Full-frontal acknowledgment of that fact is taboo, so it leaks out of government sideways. Hence last weekend’s rumour of a Swiss pivot in the direction of travel. But any hint of heresy stirs the inquisitorial zeal of Tory MPs, requiring a public vow of piety. “I believe in Brexit,” Sunak said on Monday, going on to insist that no alignment with EU rules would happen under his leadership. That is because “regulatory freedom” is the key that will unlock benefits of emancipation from Brussels that autonomy in trade deals has mysteriously failed to deliver.

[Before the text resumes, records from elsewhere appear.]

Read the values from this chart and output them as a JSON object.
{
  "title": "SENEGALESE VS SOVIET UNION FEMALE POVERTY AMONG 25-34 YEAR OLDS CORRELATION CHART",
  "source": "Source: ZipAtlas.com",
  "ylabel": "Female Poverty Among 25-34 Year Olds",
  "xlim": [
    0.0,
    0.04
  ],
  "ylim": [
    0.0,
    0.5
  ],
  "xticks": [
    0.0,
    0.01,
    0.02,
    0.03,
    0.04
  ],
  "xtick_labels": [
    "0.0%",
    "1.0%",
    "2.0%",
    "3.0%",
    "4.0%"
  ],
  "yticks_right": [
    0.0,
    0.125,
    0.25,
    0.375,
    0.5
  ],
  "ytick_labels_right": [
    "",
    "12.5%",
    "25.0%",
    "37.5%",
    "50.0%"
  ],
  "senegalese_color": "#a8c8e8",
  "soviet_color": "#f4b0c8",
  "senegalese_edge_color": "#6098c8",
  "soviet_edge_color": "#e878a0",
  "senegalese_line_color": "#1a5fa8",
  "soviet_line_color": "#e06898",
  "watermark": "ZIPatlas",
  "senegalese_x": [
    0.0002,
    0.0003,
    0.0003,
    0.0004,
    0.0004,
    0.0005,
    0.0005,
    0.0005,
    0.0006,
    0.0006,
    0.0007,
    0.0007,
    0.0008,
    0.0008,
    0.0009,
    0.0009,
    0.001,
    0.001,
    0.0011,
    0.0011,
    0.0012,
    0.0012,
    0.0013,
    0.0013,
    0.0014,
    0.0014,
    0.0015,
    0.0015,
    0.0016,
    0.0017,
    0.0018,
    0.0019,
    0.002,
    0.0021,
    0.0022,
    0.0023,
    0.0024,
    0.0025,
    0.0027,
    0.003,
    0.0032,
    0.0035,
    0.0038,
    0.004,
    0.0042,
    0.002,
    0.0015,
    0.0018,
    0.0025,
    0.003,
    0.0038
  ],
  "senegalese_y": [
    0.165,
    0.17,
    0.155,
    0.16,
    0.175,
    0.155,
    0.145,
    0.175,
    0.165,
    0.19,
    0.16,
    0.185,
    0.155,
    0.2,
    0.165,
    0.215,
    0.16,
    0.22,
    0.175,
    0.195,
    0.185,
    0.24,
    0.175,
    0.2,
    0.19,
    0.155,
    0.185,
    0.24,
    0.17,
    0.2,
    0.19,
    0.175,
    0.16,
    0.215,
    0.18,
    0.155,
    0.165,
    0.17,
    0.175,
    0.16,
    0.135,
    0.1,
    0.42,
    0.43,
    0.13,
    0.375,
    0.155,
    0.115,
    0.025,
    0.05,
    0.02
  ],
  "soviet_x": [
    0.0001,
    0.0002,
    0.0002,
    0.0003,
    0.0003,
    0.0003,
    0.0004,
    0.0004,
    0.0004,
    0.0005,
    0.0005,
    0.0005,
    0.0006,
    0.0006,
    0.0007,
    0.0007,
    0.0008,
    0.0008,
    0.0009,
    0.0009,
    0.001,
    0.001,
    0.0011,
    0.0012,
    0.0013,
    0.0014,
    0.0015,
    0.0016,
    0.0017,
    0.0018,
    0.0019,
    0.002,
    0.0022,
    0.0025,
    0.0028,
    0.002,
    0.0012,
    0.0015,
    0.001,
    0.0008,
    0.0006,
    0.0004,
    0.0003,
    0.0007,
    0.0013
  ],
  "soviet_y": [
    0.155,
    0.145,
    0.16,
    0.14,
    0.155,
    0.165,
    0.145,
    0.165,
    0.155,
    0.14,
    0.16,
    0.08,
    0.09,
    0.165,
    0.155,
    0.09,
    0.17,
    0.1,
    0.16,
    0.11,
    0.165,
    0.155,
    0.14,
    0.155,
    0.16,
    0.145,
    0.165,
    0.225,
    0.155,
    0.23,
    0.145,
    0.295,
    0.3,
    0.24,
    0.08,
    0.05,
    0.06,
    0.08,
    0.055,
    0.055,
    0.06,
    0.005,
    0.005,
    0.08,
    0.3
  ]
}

This – the third fallacy – is the sturdiest pillar of Eurosceptic faith, and the one to which Sunak clings tightest. As a candidate for the leadership over the summer, he promised to review or repeal 2,400 legacy EU laws, carried over into British statute post-Brexit, and to do it within 100 days of taking office. (A video promoting the pledge showed Sunak feeding documents into a shredder to the strains of Ode to Joy.) It was a wildly implausible pledge, now sensibly abandoned. The only way to get through the task would be to dedicate most of Whitehall to sifting EU laws full-time, or to scrap them without even trying to understand what they do, and whether they might be useful or popular.
Liz Truss’s version of the same project is a bill already introduced to the Commons, setting a target of December 2023 and including a “sunset clause” to automatically vaporise any EU rules that haven’t been reviewed in time. (There is an option to extend the deadline.) Trade unions and NGOs fear incineration of social and environmental protections in an ideological wildfire. Businesses say they don’t need or want a great regulatory upheaval, which just adds to uncertainty and deters investment. There are hints that the government is heeding that complaint and preparing to dilute the bill.
Monomaniac obsession with purging the legacy of Brussels bureaucracy threatens to suffocate growth more than the regulation itself, much of which existed to harmonise rules so British goods could flow unimpeded around the continent. Replacing EU standards with British ones is neither a domestic liberation nor much of a magnet for international investment, since anyone trading in both jurisdictions would have to comply with both sets of rules. It hardly matters if the UK regime is notionally more competitive (or just plain lax). There is no escaping the gravitational field of the single market.
The prime minister’s pragmatic side might prompt him to postpone lighting the bonfire of red tape. But he dare not douse the dream. It is what keeps the Brexit believers warm in delusion when cold economic winds blow ever harder in their faces. That is more comfort than the rest of us have.
Nothing remains of the Brexit case that Sunak himself once made. He claims to believe still, although his tone sounds more pleading than passionate – an affirmation of faith by someone who cannot ignore evidence; a leader divorced from any good policy options, trying not to be a total stranger to reality while living apart from the facts.